Eric V. Smith added the comment:

int, float, str, and complex are the types formatted by that code.

Notice that Decimal already has a better message:

>>> format(Decimal(42), 'tx')
Traceback (most recent call last):
  ...
ValueError: Invalid format specifier: tx

>>> format(42, 'tx')
Traceback (most recent call last):
  ...
ValueError: Invalid conversion specification

But, look at this:
>>> format(3, '--')
Traceback (most recent call last):
  File "<stdin>", line 1, in <module>
ValueError: Unknown format code '-' for object of type 'int'

This is generated in unknown_presentation_type, also in formatter_unicode.c. It 
almost does what you want, but just handles the presentation type, not the 
whole format specifier.

Error handling could be cleaned up in that module. I'd say that the string 
should be:
"<specific error> with format specifier <specifier> for object of type '<type>'"

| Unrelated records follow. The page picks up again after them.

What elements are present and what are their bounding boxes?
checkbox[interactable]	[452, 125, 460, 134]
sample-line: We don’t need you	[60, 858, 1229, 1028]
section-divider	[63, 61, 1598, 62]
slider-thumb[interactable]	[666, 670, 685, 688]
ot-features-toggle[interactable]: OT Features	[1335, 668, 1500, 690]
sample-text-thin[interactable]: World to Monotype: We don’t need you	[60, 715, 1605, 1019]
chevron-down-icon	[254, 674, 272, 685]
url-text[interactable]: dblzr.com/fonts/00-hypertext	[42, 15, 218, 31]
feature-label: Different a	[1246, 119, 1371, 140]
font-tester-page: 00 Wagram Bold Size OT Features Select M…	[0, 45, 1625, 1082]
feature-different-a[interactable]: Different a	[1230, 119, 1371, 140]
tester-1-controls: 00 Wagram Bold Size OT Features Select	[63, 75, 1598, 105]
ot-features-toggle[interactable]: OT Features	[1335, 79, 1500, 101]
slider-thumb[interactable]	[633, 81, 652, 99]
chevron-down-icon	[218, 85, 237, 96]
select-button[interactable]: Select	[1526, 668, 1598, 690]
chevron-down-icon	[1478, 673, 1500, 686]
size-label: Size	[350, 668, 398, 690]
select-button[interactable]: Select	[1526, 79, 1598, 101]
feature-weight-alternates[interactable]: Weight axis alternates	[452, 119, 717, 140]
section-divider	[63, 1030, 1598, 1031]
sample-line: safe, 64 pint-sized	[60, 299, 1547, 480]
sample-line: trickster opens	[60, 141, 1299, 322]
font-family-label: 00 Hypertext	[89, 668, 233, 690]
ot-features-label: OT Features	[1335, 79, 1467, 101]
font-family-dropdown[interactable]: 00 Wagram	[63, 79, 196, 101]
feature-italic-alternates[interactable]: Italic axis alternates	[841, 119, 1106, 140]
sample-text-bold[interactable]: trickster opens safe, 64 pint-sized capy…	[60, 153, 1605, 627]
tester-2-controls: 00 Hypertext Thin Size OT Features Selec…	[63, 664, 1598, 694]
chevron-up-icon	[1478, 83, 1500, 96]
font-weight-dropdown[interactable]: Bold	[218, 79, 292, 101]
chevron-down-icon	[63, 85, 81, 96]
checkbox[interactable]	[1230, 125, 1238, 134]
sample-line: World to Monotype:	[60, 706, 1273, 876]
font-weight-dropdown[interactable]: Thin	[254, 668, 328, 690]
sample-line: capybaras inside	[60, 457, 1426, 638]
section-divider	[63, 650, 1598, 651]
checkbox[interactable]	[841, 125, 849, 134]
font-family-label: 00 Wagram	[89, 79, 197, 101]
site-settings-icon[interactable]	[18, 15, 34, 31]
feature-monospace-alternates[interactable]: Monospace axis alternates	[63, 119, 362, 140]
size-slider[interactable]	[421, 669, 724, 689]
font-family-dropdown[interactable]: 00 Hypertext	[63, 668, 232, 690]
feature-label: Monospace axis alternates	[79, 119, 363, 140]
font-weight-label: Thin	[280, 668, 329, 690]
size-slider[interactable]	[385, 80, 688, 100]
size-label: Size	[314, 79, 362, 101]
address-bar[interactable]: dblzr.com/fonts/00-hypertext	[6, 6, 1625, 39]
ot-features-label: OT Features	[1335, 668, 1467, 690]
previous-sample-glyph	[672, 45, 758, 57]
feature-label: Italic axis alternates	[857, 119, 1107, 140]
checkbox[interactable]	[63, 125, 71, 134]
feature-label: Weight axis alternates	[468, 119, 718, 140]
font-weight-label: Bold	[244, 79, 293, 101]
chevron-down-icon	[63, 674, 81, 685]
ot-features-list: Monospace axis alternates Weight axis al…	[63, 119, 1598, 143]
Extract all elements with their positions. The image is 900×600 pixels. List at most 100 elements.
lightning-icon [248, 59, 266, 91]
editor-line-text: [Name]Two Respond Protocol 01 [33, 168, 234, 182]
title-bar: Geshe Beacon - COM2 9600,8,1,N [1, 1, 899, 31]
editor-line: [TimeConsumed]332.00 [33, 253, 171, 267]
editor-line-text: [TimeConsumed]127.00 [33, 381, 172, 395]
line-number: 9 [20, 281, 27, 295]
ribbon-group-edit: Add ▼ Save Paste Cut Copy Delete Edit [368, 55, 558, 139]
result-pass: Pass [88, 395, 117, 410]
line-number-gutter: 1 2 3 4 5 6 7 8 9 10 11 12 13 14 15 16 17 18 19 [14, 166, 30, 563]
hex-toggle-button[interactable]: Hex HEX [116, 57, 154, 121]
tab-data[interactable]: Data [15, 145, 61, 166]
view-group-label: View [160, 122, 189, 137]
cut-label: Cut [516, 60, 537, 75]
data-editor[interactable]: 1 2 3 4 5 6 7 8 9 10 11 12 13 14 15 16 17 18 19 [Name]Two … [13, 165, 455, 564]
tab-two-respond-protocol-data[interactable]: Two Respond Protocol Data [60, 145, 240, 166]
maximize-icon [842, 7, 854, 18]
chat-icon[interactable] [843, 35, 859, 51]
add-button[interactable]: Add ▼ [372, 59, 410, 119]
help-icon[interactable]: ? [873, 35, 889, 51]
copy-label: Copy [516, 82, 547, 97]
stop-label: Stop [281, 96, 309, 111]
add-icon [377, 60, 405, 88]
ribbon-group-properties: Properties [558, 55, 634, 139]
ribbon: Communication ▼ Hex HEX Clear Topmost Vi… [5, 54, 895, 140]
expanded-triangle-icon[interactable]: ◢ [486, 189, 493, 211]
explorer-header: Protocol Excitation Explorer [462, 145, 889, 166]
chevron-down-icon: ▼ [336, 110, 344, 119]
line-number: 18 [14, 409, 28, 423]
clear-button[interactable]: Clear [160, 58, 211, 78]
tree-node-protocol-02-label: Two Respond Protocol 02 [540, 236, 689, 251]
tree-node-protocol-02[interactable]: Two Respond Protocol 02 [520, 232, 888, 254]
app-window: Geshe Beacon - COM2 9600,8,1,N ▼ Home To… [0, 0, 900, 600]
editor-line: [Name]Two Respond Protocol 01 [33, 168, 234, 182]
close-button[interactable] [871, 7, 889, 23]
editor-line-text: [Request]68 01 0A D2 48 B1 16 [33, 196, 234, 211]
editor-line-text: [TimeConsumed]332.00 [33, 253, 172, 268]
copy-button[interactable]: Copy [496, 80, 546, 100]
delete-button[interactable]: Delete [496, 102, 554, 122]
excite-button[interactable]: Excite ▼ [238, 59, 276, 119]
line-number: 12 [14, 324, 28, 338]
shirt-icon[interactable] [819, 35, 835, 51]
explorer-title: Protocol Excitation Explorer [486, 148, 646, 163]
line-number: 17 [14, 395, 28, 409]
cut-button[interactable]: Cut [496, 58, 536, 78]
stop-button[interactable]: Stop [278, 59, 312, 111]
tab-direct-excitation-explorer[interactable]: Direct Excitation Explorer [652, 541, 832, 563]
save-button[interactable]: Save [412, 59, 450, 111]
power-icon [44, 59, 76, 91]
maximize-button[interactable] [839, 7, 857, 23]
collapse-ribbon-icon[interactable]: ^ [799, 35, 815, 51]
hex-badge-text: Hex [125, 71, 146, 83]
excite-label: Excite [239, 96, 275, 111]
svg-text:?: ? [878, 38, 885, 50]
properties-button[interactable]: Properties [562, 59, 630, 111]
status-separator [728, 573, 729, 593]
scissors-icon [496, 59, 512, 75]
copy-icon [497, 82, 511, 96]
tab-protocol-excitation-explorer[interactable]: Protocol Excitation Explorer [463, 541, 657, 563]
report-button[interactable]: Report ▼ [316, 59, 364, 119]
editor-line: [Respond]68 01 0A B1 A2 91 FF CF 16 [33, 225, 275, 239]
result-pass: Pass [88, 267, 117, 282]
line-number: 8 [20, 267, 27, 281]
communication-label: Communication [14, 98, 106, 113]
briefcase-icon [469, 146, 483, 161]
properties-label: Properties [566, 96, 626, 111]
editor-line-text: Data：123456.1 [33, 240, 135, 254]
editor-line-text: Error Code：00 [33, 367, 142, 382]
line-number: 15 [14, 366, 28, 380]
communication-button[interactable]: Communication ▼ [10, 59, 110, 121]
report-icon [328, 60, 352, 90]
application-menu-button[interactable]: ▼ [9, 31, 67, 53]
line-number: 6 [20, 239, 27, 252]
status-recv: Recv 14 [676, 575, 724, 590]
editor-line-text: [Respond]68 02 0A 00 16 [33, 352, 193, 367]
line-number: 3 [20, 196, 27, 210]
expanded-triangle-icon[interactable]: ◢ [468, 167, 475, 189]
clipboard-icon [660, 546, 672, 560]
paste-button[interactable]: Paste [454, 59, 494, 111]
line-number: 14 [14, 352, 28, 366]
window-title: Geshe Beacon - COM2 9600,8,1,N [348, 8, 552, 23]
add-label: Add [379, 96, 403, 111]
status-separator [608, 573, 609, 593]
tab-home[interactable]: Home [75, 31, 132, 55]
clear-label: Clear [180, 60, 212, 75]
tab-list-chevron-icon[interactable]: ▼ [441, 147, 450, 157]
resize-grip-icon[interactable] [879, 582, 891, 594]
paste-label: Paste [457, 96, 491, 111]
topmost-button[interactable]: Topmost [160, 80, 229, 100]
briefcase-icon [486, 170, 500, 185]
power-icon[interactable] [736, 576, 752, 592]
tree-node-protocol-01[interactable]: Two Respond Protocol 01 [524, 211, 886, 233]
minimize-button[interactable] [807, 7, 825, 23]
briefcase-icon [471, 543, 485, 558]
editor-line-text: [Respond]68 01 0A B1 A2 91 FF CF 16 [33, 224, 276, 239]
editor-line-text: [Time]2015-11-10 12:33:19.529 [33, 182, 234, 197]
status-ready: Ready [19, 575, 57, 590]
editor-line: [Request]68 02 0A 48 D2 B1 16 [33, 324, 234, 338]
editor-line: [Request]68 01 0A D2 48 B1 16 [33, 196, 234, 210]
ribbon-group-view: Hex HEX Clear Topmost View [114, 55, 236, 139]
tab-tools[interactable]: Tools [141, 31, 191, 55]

<specific error> might be "Unknown presentation type '-'", or "Cannot specify 
','".

I think that would require some major surgery to the code, but would be worth 
it.

Note that in your original example, you want the error to contain 
"{length:%HH:%MM}". By the time the error is detected, the only thing the code 
knows is the format specifier "%HH:%MM". It doesn't know the "length" part. The 
error is basically in int.__format__. By the time that gets called, the format 
specifier has already been extracted and the argument selection (by indexing, 
by name, including attribute access) has already taken place.